Rob Jonquière, MD; Amsterdam, NL

Ironsides said...

When I just came across this article after lunch, I went: "wow! She just really made my day".

I've been going through a decline in my personal situation, and am not able to keep a pace I did ten years ago.

This article by Catherine Frazee, was a welcome read; and I can definitely say that your comment has left my stomach curdling.

As I read your comment a second time, the fact that you are from Holland says enough. Although I have learned that many people there oppose euthanasia, you comfort seem as if yourself defending the Netherlands position.

Rather than reading Miss Frazee's article with an open mind, you attacked the article to find every fault you perceive in your mind, to be a fault.

You carefully explain the safe-guards in the law, but all the campaigns have been the same. They are overloaded with safe-guards, the same safe-guards which were never intended on being enforced.

As long as propagandists continue to deny what they have gotten away with, there is plenty to fear. It does not just stop at doctors.

There are long-term care facilities, where nurses and assistants abuse people with disabilities and senior-citizens, psychologically, emotionally and ignore call-bells.

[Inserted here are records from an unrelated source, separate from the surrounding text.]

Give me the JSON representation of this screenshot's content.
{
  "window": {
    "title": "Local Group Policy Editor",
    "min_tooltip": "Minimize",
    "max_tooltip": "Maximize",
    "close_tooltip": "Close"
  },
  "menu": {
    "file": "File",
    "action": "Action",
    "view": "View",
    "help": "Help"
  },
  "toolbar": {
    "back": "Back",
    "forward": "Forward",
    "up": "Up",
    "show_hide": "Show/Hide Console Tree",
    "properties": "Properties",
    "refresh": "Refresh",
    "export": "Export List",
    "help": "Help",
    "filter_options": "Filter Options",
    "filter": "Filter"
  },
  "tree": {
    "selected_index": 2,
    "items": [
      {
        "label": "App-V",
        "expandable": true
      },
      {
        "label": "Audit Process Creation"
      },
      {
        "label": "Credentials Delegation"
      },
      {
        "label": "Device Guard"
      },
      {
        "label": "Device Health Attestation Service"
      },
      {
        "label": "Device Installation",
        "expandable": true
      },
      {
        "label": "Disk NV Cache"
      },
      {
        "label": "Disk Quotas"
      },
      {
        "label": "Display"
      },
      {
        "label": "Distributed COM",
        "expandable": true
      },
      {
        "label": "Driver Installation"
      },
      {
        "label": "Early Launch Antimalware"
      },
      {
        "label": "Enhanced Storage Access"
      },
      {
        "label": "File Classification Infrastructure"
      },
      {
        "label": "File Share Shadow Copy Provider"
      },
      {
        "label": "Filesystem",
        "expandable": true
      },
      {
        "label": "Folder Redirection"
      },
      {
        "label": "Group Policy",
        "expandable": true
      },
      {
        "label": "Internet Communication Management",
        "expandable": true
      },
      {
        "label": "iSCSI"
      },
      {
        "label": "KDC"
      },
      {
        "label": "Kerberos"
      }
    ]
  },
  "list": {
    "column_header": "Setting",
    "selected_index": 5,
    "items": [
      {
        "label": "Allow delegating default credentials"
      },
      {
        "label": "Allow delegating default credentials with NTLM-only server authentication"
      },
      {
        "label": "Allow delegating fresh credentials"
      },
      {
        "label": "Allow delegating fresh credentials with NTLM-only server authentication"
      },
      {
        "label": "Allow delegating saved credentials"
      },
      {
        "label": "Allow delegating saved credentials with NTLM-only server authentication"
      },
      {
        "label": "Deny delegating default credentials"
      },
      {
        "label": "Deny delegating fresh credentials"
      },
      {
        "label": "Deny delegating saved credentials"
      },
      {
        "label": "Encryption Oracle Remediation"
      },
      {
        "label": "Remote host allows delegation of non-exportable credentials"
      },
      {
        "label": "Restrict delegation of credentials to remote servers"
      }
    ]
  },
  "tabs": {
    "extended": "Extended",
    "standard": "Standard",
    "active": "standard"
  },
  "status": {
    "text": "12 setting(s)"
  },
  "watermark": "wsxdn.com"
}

When and where conditions like this exist, it only maintains an environment where targeted residents will be pushed to accept euthanasia/assisted-suicide.

The example you give here, is to keep a lid on it.--And make Catherine Frazee feel guilty, how she wrote the article. The effect it has on me, is that I see a cold, calloused man, who is attacking someone who just published what needs to be said.

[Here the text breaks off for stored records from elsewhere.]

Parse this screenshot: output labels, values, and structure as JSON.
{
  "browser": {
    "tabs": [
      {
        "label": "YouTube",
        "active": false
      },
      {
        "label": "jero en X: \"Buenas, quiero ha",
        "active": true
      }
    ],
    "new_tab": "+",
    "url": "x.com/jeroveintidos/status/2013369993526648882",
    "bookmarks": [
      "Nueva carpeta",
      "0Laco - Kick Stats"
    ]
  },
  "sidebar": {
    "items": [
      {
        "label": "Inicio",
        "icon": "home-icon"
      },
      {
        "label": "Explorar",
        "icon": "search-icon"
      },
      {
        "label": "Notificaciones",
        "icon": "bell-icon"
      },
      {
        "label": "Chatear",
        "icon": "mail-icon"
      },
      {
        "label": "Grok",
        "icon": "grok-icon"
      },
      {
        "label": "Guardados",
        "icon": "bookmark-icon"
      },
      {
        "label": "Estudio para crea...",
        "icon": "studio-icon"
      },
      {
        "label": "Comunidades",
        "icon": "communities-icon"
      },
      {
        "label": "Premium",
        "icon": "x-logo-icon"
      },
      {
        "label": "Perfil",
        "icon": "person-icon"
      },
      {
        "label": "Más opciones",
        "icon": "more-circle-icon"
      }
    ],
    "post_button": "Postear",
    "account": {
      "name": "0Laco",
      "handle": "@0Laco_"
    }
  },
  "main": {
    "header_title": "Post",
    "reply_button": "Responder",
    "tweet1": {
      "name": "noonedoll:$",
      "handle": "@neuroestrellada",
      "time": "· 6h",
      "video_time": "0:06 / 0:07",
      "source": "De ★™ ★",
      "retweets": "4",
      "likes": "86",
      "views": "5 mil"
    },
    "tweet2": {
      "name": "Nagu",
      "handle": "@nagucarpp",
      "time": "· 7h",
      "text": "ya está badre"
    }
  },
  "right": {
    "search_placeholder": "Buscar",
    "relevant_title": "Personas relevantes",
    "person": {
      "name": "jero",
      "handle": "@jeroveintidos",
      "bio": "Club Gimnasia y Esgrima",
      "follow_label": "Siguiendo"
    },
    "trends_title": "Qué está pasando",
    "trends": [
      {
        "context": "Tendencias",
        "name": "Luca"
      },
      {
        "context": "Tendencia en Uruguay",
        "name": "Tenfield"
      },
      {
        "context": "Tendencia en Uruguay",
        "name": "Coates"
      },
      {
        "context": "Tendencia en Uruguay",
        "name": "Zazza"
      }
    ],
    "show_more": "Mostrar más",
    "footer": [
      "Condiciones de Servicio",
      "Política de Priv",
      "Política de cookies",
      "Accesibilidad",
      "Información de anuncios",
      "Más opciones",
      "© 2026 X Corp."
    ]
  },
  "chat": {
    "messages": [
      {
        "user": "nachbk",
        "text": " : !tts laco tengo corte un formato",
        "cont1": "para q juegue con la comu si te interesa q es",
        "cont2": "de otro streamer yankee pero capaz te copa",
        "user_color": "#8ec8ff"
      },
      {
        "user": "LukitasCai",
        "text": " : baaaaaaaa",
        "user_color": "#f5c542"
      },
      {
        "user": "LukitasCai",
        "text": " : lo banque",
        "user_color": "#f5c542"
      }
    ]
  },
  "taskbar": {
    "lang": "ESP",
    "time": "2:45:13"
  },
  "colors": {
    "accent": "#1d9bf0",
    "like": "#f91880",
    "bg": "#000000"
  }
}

If you were the least bit open-minded, when you read the article, you would have considered what was said, as well as what the priorities should be, regarding euthanasia.

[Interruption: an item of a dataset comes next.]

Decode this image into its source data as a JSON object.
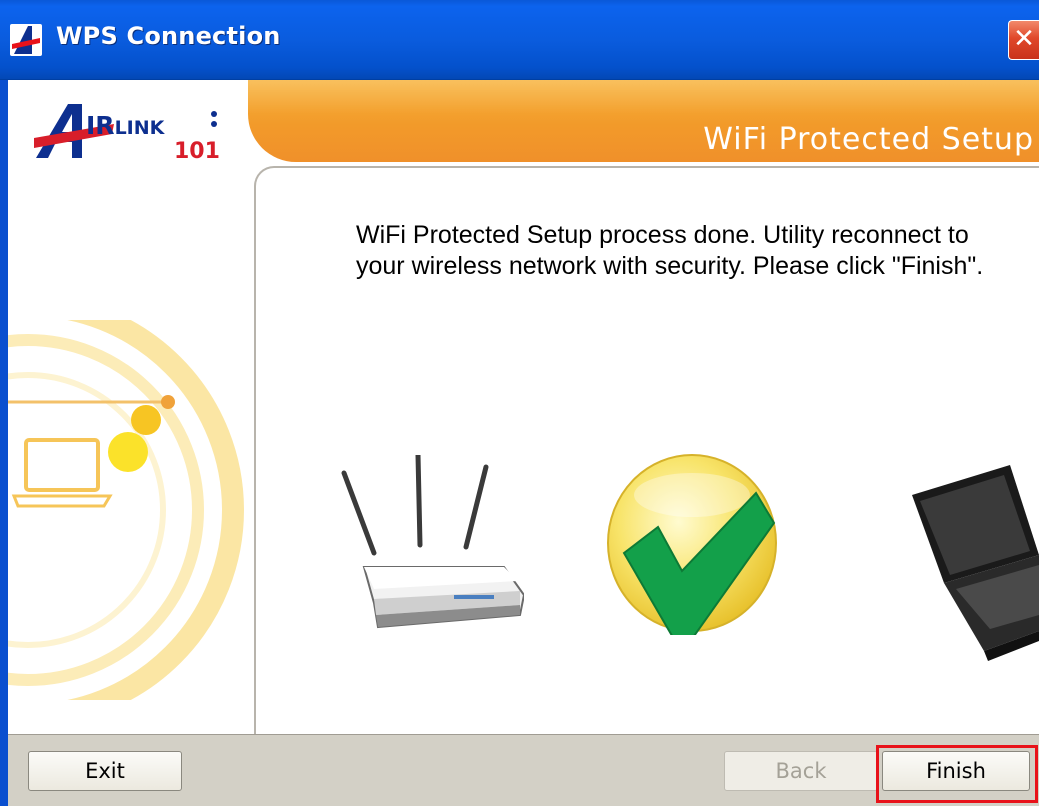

This article could be a real step, toward changing the way citizens think and feel about social-integration of our minority, instead of segregation and eventual extermination.

A social change in people's values from quality-of-life to equal-human beings, could have a big change in people who work in long-term care institutions, and home-care workers.

People in palliative-care, would not be just treated like body-bags almost ready to haul away. If it was not for the few decent people who do work in these places, both nurses and assistants, we all would have been in our graves by now.

Less than a year ago, I was voice-conferencing with a guy I used to conference with during the 1990's. He is in Quebec.

When we got to talking about what we have done since then, it brought us to Quebec's Bill-52. After I explained a few details, he refused to believe it.

Several times he assured me, that he did not want it for himself.--Just for those who want it. He refused to believe the track-history in Holland, Belgium and Oregon.

So I asked him about me, and all of us baby-boomers in our late 50's-60's, who were born with birth-defects. I said that now, when an unborn baby is detected to be birth-defective, they are automatically aborted.--"Do you agree with that?". His response was, "yes".

To clarify his answer I asked, 'does that mean that me and all the baby-boomers who have grown up disabled, should have never been allowed to be born and live our lives?'--He said, "yes".

That spells out loud and clear, how dangerous euthanasia is, anywhere in the world.